São Paulo, 23 (AE) - Em "O Suspeito da Rua Arlington", Jeff Bridges embarca na paranóia americana e passa a desconfiar que qualquer cidadão pode ser um terrorista. Até o seu pacato vizinho. E não é que ele tem razão. O filme dirigido por Mark Pellington é um prato cheio para os neuróticos de plantão e os fãs de thrillers que carregam nas intrigas, reviravoltas e conspirações.
Por mais que o público considere a história forçada demais, é difícil não se deixar envolver pela trama ou pelo drama do protagonista. Em parte porque Bridges, perfeito no papel, convence o espectador de que ele acredita mesmo em todo o absurdo que está vivendo. E quanto mais ele afunda, mais sobe a tensão dentro e fora da tela.

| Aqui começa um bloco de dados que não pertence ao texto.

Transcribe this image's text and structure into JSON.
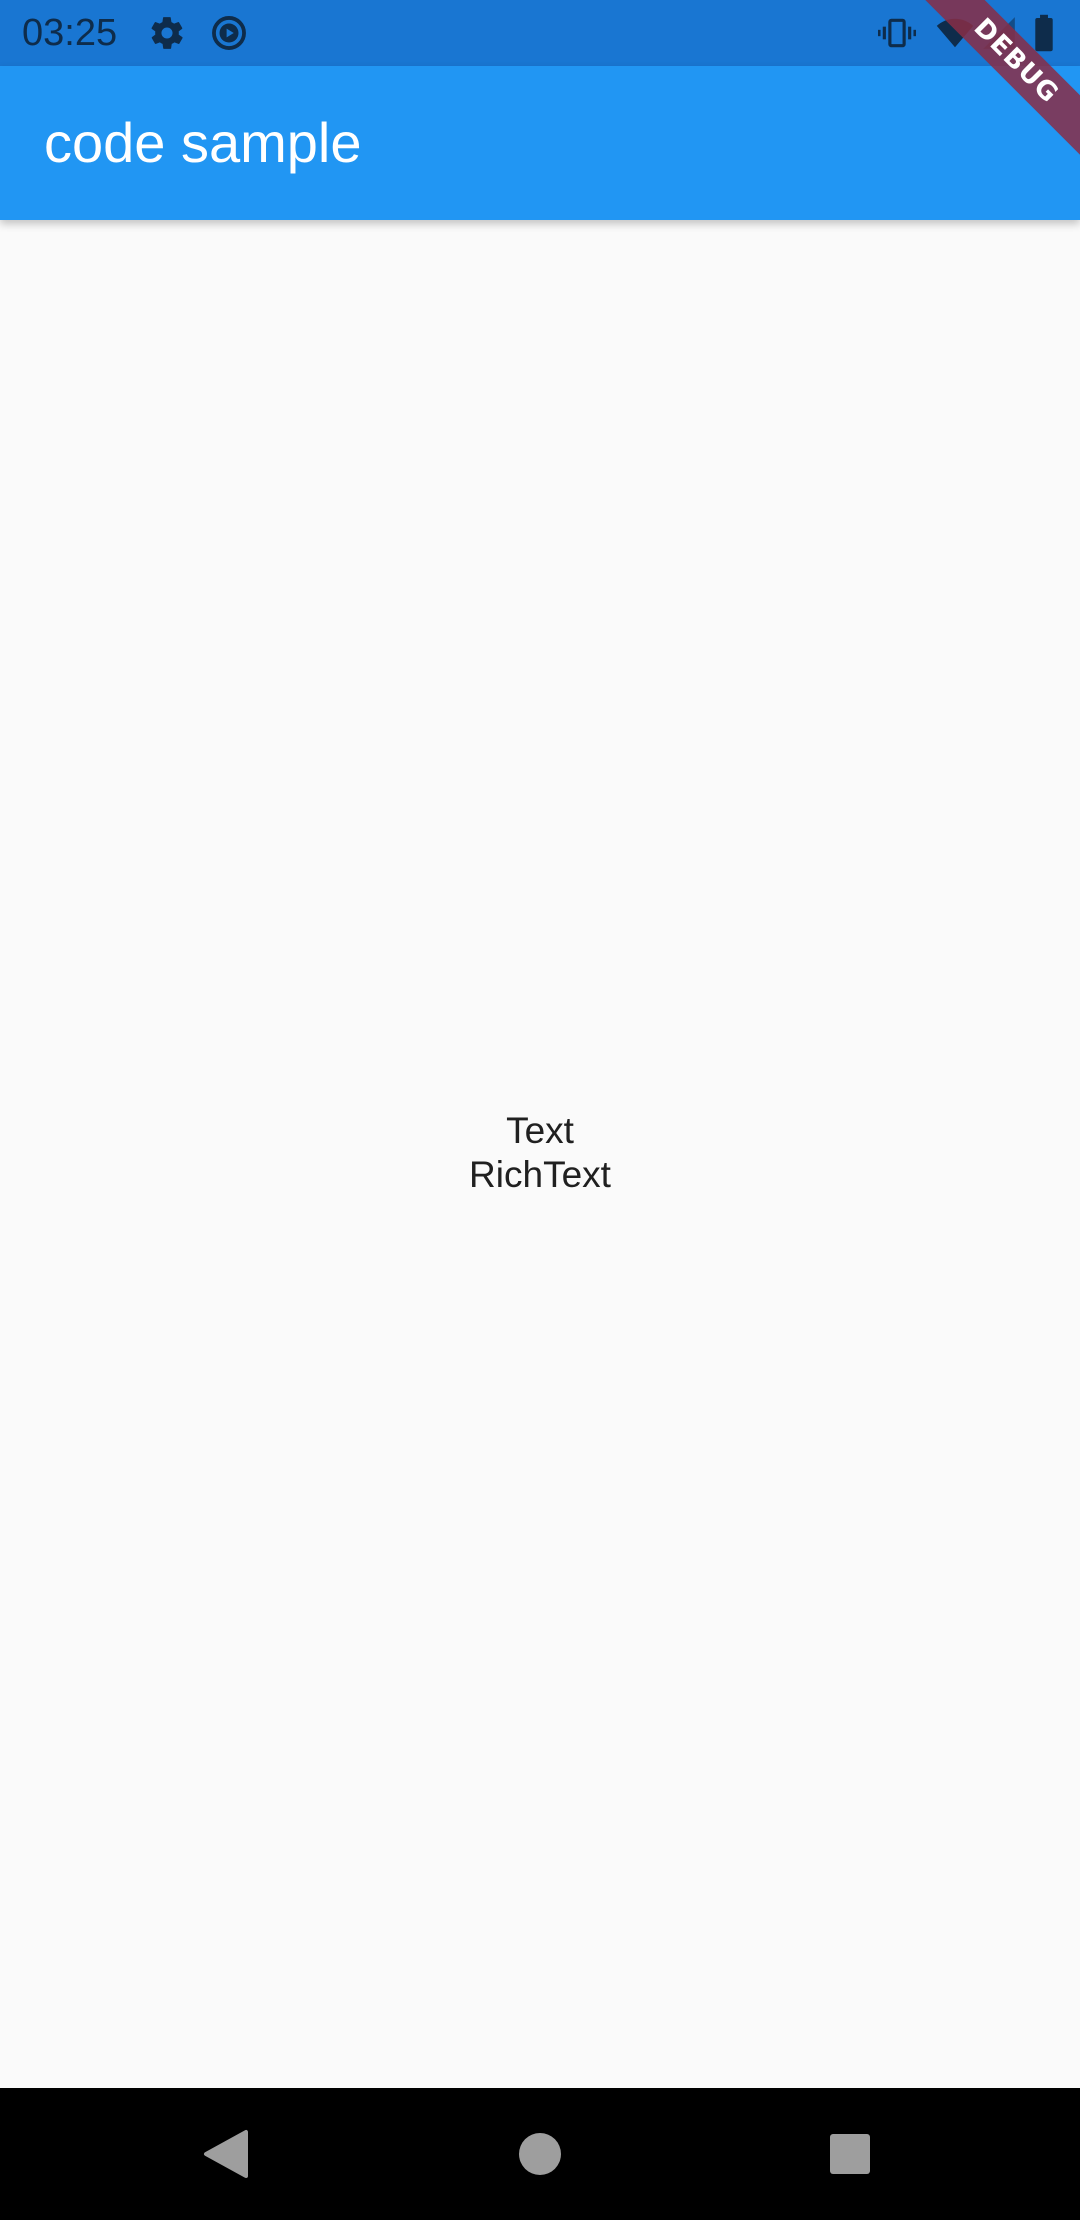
{
  "status_bar": {
    "time": "03:25",
    "icons": [
      "gear-icon",
      "play-circle-icon",
      "vibrate-icon",
      "wifi-icon",
      "signal-icon",
      "battery-icon"
    ],
    "color": "#1976d2"
  },
  "app_bar": {
    "title": "code sample",
    "color": "#2196f3"
  },
  "body": {
    "text_line": "Text",
    "rich_text_line": "RichText"
  },
  "debug_banner": {
    "label": "DEBUG"
  },
  "nav_bar": {
    "icons": [
      "back-icon",
      "home-icon",
      "recents-icon"
    ]
  }
}
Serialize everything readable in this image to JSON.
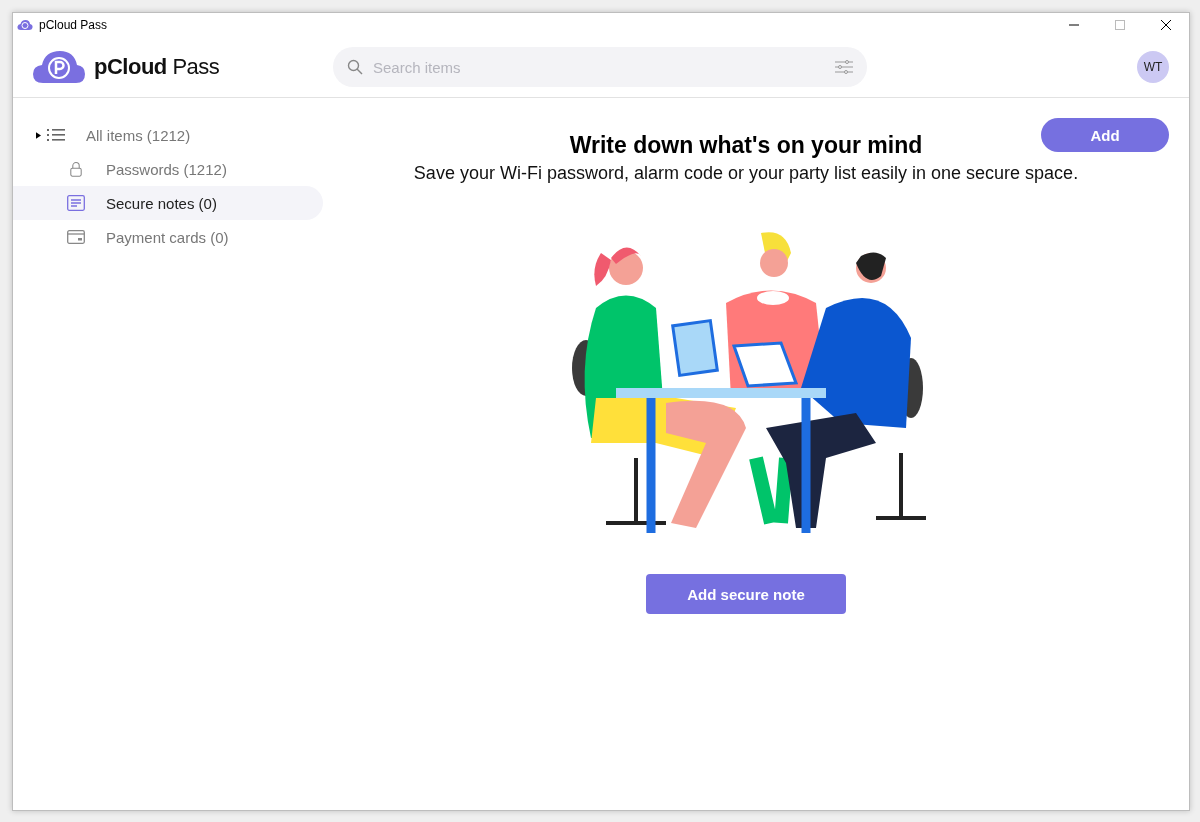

Na pele de Michael Faraday, Bridges interpreta um professor especializado em terrorismo na história americana. Depois de perder a mulher, uma agente do FBI, em uma operação antiterrorismo, seu discurso fica mais inflamado e o assunto se torna uma obsessão em sua vida. Por uma das coincidências que só a indústria de Hollywood pode proporcionar, o homem ainda descobre que o vizinho tentou explodir um prédio na adolescência - o que o impulsiona a mergulhar em uma desmedida investigação. Daquelas que prometem ser fatais.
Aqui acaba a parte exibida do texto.